Skip to main content
Version: 1.3.0

Substring

Text Processing String Manipulation

Synopsis

Extracts substrings from string fields.

Schema

- substring:
field: <ident>
start: <integer>
end: <integer>
length: <integer>
target_field: <string>
description: <text>
if: <script>
ignore_failure: <boolean>
ignore_missing: <boolean>
on_failure: <processor[]>
on_success: <processor[]>
tag: <string>

Configuration

The following fields are used to define the processor:

FieldRequiredDefaultDescription
fieldY-Source field containing string to extract from
startY-Starting position (0-based index)
endN-Ending position (exclusive, use with start)
lengthN-Length of substring (use with start instead of end)
target_fieldNSame as fieldTarget field to store extracted substring
descriptionN-Explanatory note
ifN-Condition to run
ignore_failureNfalseContinue processing if extraction fails
ignore_missingNfalseSkip processing if referenced field doesn't exist
on_failureN-See Handling Failures
on_successN-See Handling Success
tagN-Identifier

Details

Extracts a portion of a string based on starting position and either ending position or length. The processor supports both zero-based indexing for precise character extraction and handles Unicode strings correctly.

You can specify the substring using either start + end parameters (where end is exclusive) or start + length parameters. Negative indices are supported for counting from the end of the string.

note

The processor uses zero-based indexing where the first character is at position 0. When using end, it's exclusive (not included in the result). When using length, it specifies how many characters to extract.
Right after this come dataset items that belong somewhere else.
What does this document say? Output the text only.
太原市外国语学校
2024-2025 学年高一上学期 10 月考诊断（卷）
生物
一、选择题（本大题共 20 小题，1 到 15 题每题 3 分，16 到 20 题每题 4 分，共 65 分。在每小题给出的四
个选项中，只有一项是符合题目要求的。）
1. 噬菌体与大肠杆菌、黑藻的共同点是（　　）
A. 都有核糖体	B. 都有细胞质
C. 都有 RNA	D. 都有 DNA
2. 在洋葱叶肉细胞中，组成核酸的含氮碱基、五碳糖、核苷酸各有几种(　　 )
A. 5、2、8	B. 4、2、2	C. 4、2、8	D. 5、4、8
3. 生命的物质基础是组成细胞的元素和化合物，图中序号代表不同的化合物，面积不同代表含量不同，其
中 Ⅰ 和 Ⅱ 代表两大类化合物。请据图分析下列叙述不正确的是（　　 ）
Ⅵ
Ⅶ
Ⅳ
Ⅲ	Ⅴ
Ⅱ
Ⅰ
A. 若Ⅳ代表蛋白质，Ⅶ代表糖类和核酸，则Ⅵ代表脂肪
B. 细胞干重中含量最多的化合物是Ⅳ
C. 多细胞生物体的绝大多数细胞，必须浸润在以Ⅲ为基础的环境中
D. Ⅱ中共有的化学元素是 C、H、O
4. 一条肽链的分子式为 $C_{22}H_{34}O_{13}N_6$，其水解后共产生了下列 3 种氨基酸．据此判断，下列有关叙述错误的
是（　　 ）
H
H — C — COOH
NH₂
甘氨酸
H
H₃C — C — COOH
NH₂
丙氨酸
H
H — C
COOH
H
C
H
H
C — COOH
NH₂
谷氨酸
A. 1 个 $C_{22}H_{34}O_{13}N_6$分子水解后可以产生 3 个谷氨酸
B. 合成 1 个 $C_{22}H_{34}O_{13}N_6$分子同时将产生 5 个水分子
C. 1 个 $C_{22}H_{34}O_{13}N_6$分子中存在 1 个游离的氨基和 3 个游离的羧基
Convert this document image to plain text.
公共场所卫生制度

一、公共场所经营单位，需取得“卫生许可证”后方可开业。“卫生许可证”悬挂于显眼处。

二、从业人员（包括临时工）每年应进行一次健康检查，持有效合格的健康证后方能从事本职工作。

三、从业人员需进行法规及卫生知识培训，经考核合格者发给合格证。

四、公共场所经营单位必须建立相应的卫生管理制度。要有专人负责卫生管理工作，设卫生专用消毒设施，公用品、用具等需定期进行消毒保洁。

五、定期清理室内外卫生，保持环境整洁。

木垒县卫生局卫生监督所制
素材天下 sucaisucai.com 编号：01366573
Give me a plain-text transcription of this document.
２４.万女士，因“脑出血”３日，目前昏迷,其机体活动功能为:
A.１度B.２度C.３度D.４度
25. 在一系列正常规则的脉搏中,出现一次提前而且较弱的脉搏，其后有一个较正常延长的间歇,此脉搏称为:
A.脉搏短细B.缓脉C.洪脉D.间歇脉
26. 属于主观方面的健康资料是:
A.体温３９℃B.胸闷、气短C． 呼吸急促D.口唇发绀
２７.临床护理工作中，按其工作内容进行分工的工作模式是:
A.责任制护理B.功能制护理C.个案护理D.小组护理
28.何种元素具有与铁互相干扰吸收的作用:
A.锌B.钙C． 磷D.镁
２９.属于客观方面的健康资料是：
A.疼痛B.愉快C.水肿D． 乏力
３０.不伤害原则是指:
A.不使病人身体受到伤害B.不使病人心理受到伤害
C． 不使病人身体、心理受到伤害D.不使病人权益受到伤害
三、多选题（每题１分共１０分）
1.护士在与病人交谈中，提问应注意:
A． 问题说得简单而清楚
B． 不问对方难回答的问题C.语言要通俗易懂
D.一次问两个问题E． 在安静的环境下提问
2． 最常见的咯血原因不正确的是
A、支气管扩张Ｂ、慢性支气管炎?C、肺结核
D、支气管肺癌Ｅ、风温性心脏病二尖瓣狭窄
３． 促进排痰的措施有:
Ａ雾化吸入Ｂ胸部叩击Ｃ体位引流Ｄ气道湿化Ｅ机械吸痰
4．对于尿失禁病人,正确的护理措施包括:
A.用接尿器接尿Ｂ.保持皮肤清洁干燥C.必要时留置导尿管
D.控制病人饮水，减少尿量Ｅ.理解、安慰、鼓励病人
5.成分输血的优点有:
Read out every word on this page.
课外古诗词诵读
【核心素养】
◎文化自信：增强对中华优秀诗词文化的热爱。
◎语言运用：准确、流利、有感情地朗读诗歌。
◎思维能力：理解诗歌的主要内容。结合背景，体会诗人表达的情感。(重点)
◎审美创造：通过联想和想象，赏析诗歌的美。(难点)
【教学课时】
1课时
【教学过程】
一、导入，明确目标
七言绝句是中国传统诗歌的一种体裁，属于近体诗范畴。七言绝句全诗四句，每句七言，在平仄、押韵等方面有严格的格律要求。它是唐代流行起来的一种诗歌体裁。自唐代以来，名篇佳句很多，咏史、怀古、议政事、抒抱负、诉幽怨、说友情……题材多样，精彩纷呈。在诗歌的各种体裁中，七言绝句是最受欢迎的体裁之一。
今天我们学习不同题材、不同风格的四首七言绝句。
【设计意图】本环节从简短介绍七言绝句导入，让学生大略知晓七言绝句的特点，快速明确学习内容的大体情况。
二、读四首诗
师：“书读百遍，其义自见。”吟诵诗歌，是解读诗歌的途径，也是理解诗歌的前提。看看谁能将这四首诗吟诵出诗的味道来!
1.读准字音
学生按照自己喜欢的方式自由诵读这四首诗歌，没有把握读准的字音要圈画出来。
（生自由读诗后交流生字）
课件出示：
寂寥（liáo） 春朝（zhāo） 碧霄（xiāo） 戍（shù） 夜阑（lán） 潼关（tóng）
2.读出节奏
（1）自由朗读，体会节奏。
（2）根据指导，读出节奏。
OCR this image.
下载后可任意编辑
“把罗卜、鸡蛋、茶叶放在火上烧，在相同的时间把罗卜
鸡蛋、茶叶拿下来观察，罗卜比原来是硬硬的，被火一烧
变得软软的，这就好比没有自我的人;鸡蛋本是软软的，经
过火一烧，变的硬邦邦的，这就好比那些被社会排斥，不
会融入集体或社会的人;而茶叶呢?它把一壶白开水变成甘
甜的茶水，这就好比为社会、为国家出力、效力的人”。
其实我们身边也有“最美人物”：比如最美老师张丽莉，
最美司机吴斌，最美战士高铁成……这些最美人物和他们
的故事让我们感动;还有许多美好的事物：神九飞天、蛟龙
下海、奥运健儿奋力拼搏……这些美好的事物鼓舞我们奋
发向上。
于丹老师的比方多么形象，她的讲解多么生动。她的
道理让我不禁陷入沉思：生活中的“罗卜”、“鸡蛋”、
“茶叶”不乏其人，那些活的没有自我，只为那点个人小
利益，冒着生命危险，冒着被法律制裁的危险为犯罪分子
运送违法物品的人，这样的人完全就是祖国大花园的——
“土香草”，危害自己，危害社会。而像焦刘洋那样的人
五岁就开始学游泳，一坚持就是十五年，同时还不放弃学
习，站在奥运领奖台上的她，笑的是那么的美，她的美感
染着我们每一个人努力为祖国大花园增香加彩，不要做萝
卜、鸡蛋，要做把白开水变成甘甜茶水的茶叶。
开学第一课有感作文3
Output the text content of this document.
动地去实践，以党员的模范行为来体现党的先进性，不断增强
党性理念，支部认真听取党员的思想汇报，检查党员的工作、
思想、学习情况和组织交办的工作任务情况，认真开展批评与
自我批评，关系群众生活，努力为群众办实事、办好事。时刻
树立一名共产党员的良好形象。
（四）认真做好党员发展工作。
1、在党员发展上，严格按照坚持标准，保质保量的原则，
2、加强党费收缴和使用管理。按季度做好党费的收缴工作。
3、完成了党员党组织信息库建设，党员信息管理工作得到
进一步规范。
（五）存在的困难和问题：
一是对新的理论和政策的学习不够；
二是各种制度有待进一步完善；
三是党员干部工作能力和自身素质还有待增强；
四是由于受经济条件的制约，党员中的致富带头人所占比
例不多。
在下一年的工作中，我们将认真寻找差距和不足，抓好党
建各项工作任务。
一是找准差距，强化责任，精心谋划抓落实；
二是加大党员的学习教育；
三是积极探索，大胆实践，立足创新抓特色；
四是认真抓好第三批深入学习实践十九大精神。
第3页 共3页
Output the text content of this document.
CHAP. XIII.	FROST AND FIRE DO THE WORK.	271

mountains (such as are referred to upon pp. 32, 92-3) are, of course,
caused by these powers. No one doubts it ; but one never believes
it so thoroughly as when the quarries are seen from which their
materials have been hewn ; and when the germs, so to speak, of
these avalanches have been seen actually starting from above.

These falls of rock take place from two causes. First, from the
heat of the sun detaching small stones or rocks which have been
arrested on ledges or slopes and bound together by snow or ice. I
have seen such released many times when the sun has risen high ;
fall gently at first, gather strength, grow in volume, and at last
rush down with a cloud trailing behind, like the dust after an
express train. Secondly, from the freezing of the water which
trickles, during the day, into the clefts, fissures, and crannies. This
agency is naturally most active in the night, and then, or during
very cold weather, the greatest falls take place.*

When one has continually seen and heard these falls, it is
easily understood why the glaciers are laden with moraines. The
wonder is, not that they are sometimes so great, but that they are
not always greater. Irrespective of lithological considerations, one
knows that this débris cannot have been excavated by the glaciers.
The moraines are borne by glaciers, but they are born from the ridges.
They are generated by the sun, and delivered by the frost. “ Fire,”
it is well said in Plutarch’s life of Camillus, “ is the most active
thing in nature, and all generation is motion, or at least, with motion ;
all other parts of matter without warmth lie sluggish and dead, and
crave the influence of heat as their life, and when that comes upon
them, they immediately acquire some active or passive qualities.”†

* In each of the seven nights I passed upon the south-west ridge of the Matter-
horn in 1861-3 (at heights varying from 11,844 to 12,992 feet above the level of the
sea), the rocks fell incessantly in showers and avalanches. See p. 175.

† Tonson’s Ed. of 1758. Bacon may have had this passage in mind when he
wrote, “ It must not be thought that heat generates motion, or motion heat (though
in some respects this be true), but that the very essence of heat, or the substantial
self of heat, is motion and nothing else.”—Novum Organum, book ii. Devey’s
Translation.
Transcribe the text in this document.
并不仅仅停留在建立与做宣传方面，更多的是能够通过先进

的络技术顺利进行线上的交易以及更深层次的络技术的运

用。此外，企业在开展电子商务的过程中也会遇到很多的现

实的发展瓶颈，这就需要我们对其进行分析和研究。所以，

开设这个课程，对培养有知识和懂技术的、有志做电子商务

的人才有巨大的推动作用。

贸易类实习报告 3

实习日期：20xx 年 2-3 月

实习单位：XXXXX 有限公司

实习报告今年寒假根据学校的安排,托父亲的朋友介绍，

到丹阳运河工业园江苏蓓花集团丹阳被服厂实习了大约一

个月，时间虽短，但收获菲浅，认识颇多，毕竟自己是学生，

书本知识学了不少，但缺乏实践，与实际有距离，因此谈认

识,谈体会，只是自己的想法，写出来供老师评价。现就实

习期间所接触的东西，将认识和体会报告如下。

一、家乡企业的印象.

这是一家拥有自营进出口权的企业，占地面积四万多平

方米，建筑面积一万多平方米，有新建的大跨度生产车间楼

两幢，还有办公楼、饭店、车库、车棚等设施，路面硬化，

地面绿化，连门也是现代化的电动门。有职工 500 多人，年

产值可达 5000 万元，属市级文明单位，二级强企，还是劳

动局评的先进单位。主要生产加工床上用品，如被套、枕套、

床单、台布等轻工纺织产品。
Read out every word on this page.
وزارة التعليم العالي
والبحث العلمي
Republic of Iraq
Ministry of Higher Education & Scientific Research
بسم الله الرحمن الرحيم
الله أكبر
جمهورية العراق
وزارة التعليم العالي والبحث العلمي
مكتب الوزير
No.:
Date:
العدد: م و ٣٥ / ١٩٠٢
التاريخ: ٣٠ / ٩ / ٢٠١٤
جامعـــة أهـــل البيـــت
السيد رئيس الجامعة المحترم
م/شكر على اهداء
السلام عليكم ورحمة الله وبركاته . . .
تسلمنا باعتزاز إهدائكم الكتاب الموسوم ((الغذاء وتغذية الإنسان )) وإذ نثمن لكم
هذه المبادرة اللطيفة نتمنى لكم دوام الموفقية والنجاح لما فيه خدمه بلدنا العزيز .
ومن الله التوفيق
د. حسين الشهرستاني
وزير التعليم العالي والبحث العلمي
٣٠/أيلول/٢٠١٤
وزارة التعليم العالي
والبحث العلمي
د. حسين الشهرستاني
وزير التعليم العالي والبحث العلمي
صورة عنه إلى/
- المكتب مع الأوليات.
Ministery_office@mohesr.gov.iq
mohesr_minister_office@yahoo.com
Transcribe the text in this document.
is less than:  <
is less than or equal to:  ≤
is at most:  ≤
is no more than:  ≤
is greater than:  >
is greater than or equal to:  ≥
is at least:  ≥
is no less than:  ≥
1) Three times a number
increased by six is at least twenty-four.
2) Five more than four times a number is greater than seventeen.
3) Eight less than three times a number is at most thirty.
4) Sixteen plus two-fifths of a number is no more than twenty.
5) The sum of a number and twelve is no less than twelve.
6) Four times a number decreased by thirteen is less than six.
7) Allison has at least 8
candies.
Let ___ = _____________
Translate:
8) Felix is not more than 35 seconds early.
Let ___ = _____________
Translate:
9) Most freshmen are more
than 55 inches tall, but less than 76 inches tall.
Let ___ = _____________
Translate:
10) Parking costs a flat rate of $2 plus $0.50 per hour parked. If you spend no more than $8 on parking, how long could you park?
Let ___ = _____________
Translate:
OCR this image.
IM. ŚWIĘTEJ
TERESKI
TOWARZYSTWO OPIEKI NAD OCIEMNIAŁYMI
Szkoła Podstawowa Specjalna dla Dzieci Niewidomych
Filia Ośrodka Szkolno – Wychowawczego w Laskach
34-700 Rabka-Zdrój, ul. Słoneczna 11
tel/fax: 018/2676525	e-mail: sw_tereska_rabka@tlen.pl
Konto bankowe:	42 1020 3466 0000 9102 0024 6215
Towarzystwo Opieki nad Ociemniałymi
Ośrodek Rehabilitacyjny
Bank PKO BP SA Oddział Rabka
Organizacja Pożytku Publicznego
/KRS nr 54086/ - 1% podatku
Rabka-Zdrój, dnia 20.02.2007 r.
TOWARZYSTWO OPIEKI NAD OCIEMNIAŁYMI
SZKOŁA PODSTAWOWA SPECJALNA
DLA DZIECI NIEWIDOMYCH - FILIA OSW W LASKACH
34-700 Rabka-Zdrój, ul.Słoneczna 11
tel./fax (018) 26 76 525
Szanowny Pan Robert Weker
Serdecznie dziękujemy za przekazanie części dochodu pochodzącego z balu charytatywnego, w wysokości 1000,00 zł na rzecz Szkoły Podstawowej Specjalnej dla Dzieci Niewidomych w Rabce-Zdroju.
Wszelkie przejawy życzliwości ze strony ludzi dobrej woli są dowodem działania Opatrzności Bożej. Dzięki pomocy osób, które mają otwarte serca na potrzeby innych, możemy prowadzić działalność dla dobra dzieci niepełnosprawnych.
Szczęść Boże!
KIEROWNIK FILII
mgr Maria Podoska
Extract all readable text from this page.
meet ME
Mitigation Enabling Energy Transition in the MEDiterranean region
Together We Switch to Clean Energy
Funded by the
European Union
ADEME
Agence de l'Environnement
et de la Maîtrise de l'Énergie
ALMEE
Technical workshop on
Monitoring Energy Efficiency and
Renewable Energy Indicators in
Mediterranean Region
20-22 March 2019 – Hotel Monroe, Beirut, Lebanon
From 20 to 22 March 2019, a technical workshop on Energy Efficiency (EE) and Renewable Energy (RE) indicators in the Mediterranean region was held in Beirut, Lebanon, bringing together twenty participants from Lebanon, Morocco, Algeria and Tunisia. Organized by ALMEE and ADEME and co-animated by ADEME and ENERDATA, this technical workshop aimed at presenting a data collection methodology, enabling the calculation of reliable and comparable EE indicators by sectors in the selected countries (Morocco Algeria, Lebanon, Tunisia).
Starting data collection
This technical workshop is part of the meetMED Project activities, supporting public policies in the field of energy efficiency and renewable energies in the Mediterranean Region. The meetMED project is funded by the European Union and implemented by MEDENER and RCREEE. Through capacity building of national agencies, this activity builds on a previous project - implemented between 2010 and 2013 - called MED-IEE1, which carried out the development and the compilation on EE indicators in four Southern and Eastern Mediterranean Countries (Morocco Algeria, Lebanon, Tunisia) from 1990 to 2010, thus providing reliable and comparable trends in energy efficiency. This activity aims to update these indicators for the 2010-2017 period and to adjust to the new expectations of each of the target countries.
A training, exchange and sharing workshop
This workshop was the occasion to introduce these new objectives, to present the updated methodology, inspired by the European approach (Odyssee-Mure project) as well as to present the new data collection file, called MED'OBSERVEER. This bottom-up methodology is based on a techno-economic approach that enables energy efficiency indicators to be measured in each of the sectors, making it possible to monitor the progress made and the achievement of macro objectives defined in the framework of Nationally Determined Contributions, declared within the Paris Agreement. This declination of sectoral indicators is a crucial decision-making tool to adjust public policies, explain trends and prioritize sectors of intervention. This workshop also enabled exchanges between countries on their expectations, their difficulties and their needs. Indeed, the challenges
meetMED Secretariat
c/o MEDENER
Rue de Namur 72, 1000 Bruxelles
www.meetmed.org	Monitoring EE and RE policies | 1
The processor handles Unicode characters properly and will not split multi-byte characters. If the specified range exceeds the string boundaries, it extracts only the available portion.

warning

If the starting position is beyond the string length or if start > end, the processor will return an empty string. Negative values that exceed the string length will be treated as position 0.

Examples

Basic Substring Extraction

Extracting characters 5-10 from a string...

{
"message": "Hello World DataStream"
}
- substring:
field: message
start: 6
end: 11
target_field: extracted

extracts "World":

{
"message": "Hello World DataStream",
"extracted": "World"
}

Length-based Extraction

Extracting 8 characters starting from position 12...

{
"log_entry": "2024-01-15 DataStream processing started"
}
- substring:
field: log_entry
start: 11
length: 10
target_field: component

extracts component name:

{
"log_entry": "2024-01-15 DataStream processing started",
"component": "DataStream"
}

Prefix Extraction

Extracting first 10 characters as prefix...

{
"transaction_id": "TXN-2024-01-15-14-30-45-ABC123"
}
- substring:
field: transaction_id
start: 0
length: 14
target_field: date_prefix

extracts date portion:

{
"transaction_id": "TXN-2024-01-15-14-30-45-ABC123",
"date_prefix": "TXN-2024-01-15"
}

In-place Trimming

Trimming string to specific length...

{
"long_description": "This is a very long description that needs to be shortened for display purposes"
}
- substring:
field: long_description
start: 0
length: 30

trims to 30 characters:

{
"long_description": "This is a very long descriptio"
}

URL Path Extraction

Extracting path from URL...

{
"full_url": "https://api.example.com/v1/users/profile"
}
- substring:
field: full_url
start: 22
target_field: api_path

extracts API path:

{
"full_url": "https://api.example.com/v1/users/profile",
"api_path": "/v1/users/profile"
}